En janvier, les taux d’intérêt bancaires appliqués aux entreprises et le coût du financement par endettement de marché sont tous deux restés à 3,6 %, tandis que le taux d’intérêt moyen sur les nouveaux prêts hypothécaires a légèrement augmenté, à 3,4 %. Les prêts bancaires aux entreprises ont progressé à un rythme annuel de 2,8 % en janvier, contre 3,0 % en décembre. Cette évolution a toutefois été contrebalancée par une augmentation des émissions d’obligations d’entreprises, dont le taux de croissance annuel s’est établi à 4,0 %, après 3,5 % en décembre. Les prêts hypothécaires se sont accrus de 3,0 %, sans changement par rapport à décembre.
Conclusion
Le Conseil des gouverneurs a décidé ce jour de laisser inchangés les trois taux d’intérêt directeurs de la BCE. Nous sommes déterminés à assurer la stabilisation de l’inflation au niveau de notre objectif de 2 % à moyen terme. Nous suivrons une approche s’appuyant sur les données pour définir, réunion par réunion, l’orientation appropriée de la politique monétaire. Nos décisions relatives aux taux directeurs seront fondées sur notre évaluation des perspectives d’inflation et des risques entourant ces perspectives, compte tenu des données économiques et financières disponibles, de la dynamique de l’inflation sous-jacente et de la force de la transmission de la politique monétaire. Nous ne nous engageons pas à l’avance sur une trajectoire de taux particulière.
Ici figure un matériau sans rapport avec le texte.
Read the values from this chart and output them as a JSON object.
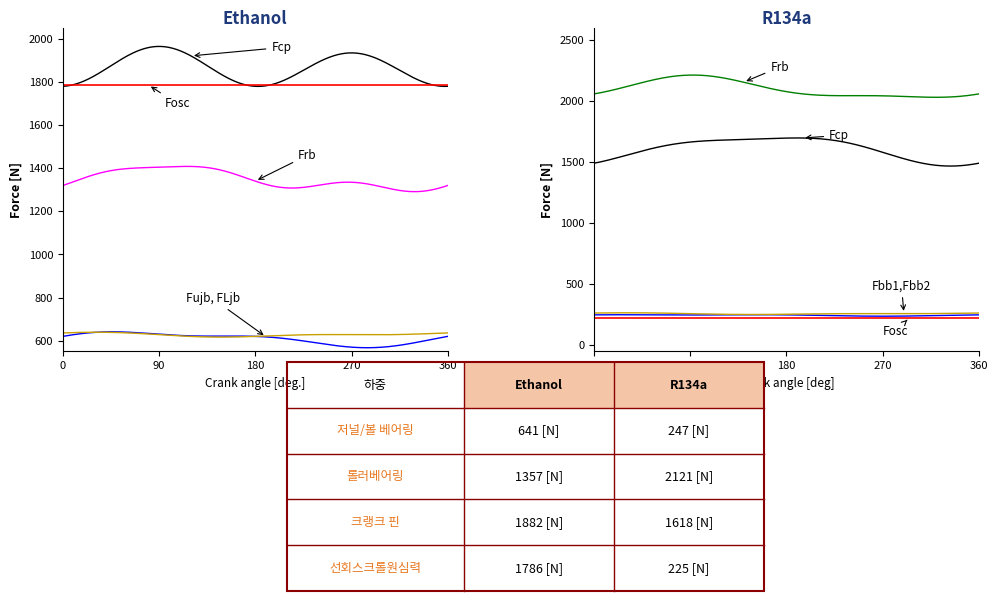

En toute hypothèse, nous nous tenons prêts à ajuster l’ensemble de nos instruments, dans le cadre de notre mandat, pour assurer la stabilisation durable de l’inflation au niveau de notre objectif à moyen terme et pour préserver la bonne transmission de la politique monétaire.
Nous sommes maintenant prêts à répondre à vos questions.
Veuillez consulter la version anglaise pour les termes exacts approuvés par le Conseil des gouverneurs.